Dados do Anuário Brasileiro de Segurança Pública de 2024 mostram um aumento significativo em Goiás nos registros de alguns tipos de crimes contra crianças e adolescentes. Em relação à exploração sexual, houve alta de 39% na faixa etária entre 10 e 13 anos, em comparação ao ano anterior. Já os casos de aliciamento para cometer ato libidinoso cresceram 23%.
Para a presidente da Comissão da Criança e do Adolescente da OAB-GO, Roberta Muniz, esses números refletem não apenas o aumento dos casos, mas também o crescimento das denúncias, resultado da maior conscientização da população. Ela destaca a importância de uma rede de apoio estruturada.
“É fundamental investir em políticas públicas que fortaleçam e ampliem os conselhos tutelares e as delegacias especializadas, para que possam receber denúncias, realizar investigações e encaminhar os casos ao Ministério Público, aos órgãos competentes e ao Judiciário, garantindo que os criminosos sejam punidos”, afirma.
Roberta lembra que já existe uma legislação que protege crianças e adolescentes, mas ressalta a necessidade de avançar, especialmente considerando o ambiente digital.
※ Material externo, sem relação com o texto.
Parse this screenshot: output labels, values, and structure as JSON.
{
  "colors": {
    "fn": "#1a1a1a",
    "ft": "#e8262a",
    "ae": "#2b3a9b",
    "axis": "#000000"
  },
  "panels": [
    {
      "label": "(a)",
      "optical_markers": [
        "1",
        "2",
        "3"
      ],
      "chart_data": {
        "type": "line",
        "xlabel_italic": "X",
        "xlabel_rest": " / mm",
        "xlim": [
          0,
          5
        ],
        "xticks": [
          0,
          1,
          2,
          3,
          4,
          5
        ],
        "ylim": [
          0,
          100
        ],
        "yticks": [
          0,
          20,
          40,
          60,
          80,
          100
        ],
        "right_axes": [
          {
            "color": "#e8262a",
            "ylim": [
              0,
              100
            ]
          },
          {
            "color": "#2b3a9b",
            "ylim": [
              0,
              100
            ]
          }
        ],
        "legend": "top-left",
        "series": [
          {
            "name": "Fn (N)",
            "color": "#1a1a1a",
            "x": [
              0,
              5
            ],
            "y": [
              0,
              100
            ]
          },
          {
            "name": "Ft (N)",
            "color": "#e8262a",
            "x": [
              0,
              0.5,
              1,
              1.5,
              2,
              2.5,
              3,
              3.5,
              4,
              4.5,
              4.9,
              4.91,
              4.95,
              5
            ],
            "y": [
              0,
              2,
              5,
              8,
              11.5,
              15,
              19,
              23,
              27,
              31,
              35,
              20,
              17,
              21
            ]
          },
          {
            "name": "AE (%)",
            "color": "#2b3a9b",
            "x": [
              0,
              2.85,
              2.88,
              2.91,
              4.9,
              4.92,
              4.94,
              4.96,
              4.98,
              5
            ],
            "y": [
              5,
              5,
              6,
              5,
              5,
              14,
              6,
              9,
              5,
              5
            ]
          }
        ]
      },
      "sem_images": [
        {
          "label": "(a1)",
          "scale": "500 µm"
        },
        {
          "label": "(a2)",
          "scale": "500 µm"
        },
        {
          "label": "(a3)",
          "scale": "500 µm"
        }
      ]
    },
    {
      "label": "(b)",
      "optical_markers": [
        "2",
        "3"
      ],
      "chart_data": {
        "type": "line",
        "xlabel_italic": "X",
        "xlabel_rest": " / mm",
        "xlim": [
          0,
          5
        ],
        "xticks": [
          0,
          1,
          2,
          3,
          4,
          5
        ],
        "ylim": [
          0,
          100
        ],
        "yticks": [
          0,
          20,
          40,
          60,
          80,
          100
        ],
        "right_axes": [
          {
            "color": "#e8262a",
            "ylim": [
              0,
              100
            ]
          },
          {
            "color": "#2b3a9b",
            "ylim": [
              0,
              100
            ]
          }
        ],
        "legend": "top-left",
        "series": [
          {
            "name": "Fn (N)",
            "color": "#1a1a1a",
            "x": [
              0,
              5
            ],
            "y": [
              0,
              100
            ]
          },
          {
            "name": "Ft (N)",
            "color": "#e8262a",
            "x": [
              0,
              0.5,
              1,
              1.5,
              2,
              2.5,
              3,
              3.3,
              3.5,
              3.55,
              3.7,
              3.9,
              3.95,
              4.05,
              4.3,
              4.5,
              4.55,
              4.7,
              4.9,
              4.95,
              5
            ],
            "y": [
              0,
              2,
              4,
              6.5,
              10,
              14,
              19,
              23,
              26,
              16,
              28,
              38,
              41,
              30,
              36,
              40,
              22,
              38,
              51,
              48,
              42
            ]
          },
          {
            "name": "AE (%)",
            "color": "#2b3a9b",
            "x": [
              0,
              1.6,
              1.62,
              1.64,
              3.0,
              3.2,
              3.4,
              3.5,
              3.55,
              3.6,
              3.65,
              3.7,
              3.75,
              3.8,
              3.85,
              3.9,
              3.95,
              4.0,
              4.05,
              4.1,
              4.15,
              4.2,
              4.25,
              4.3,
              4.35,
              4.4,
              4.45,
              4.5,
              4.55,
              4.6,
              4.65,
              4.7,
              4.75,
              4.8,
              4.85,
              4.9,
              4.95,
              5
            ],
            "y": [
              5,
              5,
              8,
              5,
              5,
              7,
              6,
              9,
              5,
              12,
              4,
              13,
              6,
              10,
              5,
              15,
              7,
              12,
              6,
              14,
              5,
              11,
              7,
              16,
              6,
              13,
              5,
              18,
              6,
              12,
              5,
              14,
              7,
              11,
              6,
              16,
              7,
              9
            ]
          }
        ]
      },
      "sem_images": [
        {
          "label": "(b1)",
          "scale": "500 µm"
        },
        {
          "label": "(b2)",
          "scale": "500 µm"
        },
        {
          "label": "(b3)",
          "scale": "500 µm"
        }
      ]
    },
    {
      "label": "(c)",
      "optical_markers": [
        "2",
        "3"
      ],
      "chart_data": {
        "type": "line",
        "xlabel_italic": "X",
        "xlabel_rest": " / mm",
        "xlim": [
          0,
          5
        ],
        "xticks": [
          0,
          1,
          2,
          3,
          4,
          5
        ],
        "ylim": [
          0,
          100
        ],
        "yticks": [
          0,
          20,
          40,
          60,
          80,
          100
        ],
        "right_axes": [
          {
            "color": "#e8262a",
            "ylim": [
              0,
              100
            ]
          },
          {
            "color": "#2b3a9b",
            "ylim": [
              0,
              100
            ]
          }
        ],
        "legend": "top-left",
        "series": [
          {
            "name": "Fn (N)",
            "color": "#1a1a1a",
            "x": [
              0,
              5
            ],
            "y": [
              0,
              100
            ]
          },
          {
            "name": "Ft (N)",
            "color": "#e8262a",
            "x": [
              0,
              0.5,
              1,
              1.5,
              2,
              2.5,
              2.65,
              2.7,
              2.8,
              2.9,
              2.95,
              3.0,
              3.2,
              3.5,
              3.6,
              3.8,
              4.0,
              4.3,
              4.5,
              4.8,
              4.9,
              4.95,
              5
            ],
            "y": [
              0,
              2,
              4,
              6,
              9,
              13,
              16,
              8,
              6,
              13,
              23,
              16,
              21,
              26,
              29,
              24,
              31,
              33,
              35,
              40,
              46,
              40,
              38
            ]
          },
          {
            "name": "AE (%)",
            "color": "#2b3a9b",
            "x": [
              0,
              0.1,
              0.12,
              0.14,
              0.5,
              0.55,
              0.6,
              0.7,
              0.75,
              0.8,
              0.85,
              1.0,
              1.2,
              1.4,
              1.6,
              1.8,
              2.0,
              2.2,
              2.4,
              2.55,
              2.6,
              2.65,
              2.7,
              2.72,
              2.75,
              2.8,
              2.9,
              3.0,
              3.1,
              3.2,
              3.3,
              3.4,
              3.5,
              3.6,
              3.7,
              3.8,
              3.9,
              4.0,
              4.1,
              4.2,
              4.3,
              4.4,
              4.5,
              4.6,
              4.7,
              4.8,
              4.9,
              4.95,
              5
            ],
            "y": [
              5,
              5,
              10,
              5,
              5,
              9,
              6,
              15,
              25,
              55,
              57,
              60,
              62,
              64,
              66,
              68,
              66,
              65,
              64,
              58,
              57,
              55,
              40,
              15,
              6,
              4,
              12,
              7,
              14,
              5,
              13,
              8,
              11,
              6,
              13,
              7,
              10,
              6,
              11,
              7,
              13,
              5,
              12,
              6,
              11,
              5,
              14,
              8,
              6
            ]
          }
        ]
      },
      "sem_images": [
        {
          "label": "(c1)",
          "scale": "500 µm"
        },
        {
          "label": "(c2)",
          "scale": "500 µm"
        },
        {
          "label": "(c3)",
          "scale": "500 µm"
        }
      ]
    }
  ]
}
Ela destaca a importância do Projeto de Lei 2.628/2022, que trata da proteção integral de crianças e adolescentes no ambiente digital.
“Esse projeto foi idealizado por profissionais, pesquisadores e pela rede nacional de proteção e precisa avançar para virar lei. Ele pode ser considerado, em certa medida, o ‘ECA digital’, pois permitirá maior controle sobre as plataformas digitais, que hoje não são punidas efetivamente. Podemos punir quem comete o crime, mas não temos um controle eficaz sobre o conteúdo que é distribuído e divulgado nessas plataformas”, explica.
O projeto estabelece deveres de cuidado para as plataformas digitais, obrigando-as, por exemplo, a oferecer mecanismos de controle parental e a remover conteúdos que violem os direitos de menores assim que forem notificados. Além disso, a proposta prevê a proibição de “caixas de recompensas” em jogos eletrônicos e o uso de técnicas que coletem e analisem dados sobre o comportamento e as emoções de crianças e adolescentes, com o objetivo de personalizar serviços e publicidade.